Keren! Inilah Kreasi-kreasi Hijau dari Bali

Kini, hidup dengan peduli lingkungan mulai tumbuh di berbagai tempat. Gaya hidup hijau mulai jadi tren. Wow! Nah, ini ada beberapa inisiatif dan solusi  hijau yang bisa dicoba. Apakah saja itu?

Ada cash for trash. Ini aplikasi anyar diperkenalkan awal tahun dan pemenang pada event Startup Weekend oleh Hubud, ruang kerja kreatif bersama di Ubud, Gianyar, Bali. Aplikasi untuk Android ini bisa diunduh di google play store dengan nama CashforTrash.

Ia dianggap salah satu solusi bagi yang bermasalah dengan armada pengangkut sampah dan tak bisa mendaur ulang sampah sendiri. Aplikasi ini menyediakan informasi tentang sampah apa saja yang bisa dijual, harga rata-rata, dan siapa atau di mana lokasi pembeli sampah. Lalu memetakan sejumlah bank sampah dan gudang pemulung di Denpasar dan Gianyar.

Sejumlah orang asing dan WNI bekerja sama membuat aplikasi ini selama event itu. Febri, anggota tim mengatakan, aplikasi ini jembatan pemilik dan pembeli sampah. “Masih permulaan dan terus diperbaharui dengan data-data lain yang bisa ditambahkan sendiri pengguna seperti pemulung dan lokasi bank sampah.”

Ada juga biowear. Berbentuk mirip plastik tetapi bukan. Dibuat dari sari pati jagung, kedelai, biji bunga matahari, dan lain-lain untuk menjadi bahan baku bioplastic. Warna krem dan kuat. Bisa untuk pengganti tas kresek yang perlu 1.000 tahun baru terurai dan meracuni ekosistem. Biowear ini sudah mendapat aneka sertifikat keamanan dan lingkungan karena bisa terurai dalam waktu satu tahun dan tak meracuni tanah.

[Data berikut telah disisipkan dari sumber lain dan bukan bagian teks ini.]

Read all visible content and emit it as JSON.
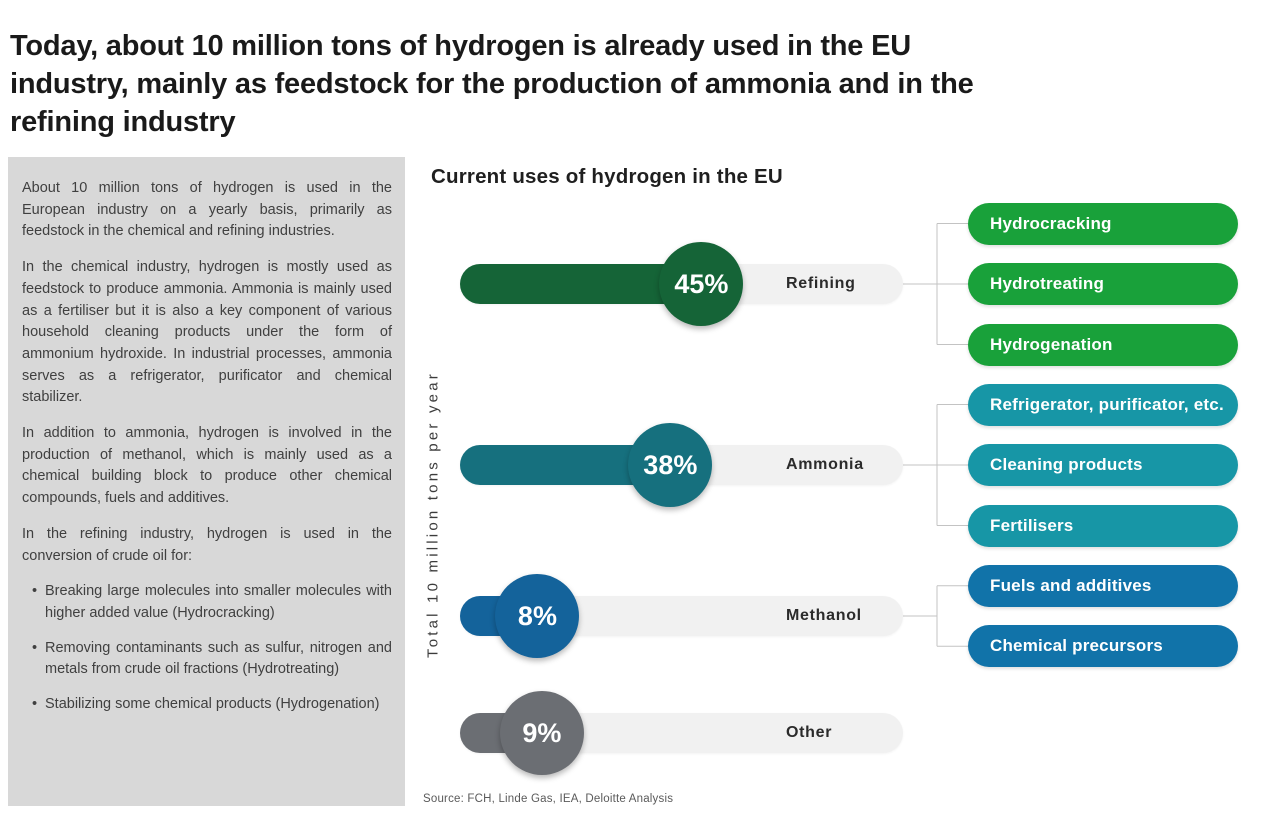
{
  "page_title": "Today, about 10 million tons of hydrogen is already used in the EU industry, mainly as feedstock for the production of ammonia and in the refining industry",
  "page_title_lines": [
    "Today, about 10 million tons of hydrogen is already used in the EU",
    "industry, mainly as feedstock for the production of ammonia and in the",
    "refining industry"
  ],
  "sidebar": {
    "paragraphs": [
      "About 10 million tons of hydrogen is used in the European industry on a yearly basis, primarily as feedstock in the chemical and refining industries.",
      "In the chemical industry, hydrogen is mostly used as feedstock to produce ammonia. Ammonia is mainly used as a fertiliser but it is also a key component of various household cleaning products under the form of ammonium hydroxide. In industrial processes, ammonia serves as a refrigerator, purificator and chemical stabilizer.",
      "In addition to ammonia, hydrogen is involved in the production of methanol, which is mainly used as a chemical building block to produce other chemical compounds, fuels and additives.",
      "In the refining industry, hydrogen is used in the conversion of crude oil for:"
    ],
    "bullets": [
      "Breaking large molecules into smaller molecules with higher added value (Hydrocracking)",
      "Removing contaminants such as sulfur, nitrogen and metals from crude oil fractions (Hydrotreating)",
      "Stabilizing some chemical products (Hydrogenation)"
    ]
  },
  "chart_data": {
    "type": "bar",
    "orientation": "horizontal",
    "title": "Current uses of hydrogen in the EU",
    "ylabel": "Total 10 million tons per year",
    "xlabel": "",
    "categories": [
      "Refining",
      "Ammonia",
      "Methanol",
      "Other"
    ],
    "values": [
      45,
      38,
      8,
      9
    ],
    "value_labels": [
      "45%",
      "38%",
      "8%",
      "9%"
    ],
    "unit": "%",
    "xlim": [
      0,
      100
    ],
    "grid": false,
    "legend": "none",
    "sub_uses": [
      [
        "Hydrocracking",
        "Hydrotreating",
        "Hydrogenation"
      ],
      [
        "Refrigerator, purificator, etc.",
        "Cleaning products",
        "Fertilisers"
      ],
      [
        "Fuels and additives",
        "Chemical precursors"
      ],
      []
    ],
    "source": "Source: FCH, Linde Gas, IEA, Deloitte Analysis"
  },
  "colors": {
    "bar": [
      "#156437",
      "#16707e",
      "#14639b",
      "#6b6e73"
    ],
    "boxes": [
      "#19a13a",
      "#1796a6",
      "#1173a9",
      null
    ],
    "track": "#f1f1f1",
    "connector": "#c3c3c3",
    "panel_bg": "#d8d8d8",
    "circle_text": "#ffffff"
  }
}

Ada lini produk lain biowear berupa kemasan makanan bermerek Avani. Terbuat dari serat tebu atau ketela setelah airnya habis. Ia alternatif kontainer makanan take away yang beracun yakni sterofoam dan plastik. Harga sekitar dua kali lipat dari sterofoam dan laku di restoran-restoran di Ubud atau Seminyak. Bentuk kontainer ini aneka rupa dan terlihat menarik dibanding sterofoam.

Eni Purwanti, tim pemasaran produk ini mengatakan, berupaya bisa dibeli dalam partai kecil hingga mudah dijangkau konsumen yang ingin mengurangi plastik. Saat ini, baru melayani pesanan minimal 1.000 buah.

Aplikasi yang bisa memetakan penjual dan pembeli sampah di Bali. Cool! Foto: Luh De Suriyani
Aplikasi yang bisa memetakan penjual dan pembeli sampah di Bali. Cool! Foto: Luh De Suriyani

Tak ketinggalan juga Green-books.org. Komunitas ini pernah membantu pengadaaan buku-buku lingkungan untuk KudaPustaka, perpustakaan keliling dengan kuda di kaki Gunung Slamet, Purbalingga, Jawa Tengah. Lewat ide sederhana, menampung permintaan buku lingkungan, lalu mencarikan dana, dan membelikan buku sesuai minat dan situasi daerah.

Beberapa pengelola yakni Petr Hindrich dan Nurkinanti Larakusuma. Permintaan buku diajukan lewat website, dan bisa oleh siapa saja di pedesaaan atau perkotaan yang membuka akses untuk eco-literacy. Tujuan mereka ingin memastikan seluruh anak bisa membaca buku-buku lingkungan yang menjadi bekal dan inspirasi hijau mereka di masa depan.

Kemudian ada Enviropallets. Ia perusahaan modal asing di Tabanan yang mendirikan pabrik daur ulang sampah plastik menjadi pallets untuk kontainer besar pengepakan barang, biasa di pelabuhan. Tahun 2014, perusahaan ini kekurangan bahan baku karena pemulung atau pengepul sampah belum bisa menyediakan kresek bersih yang menjadi bahan baku utama.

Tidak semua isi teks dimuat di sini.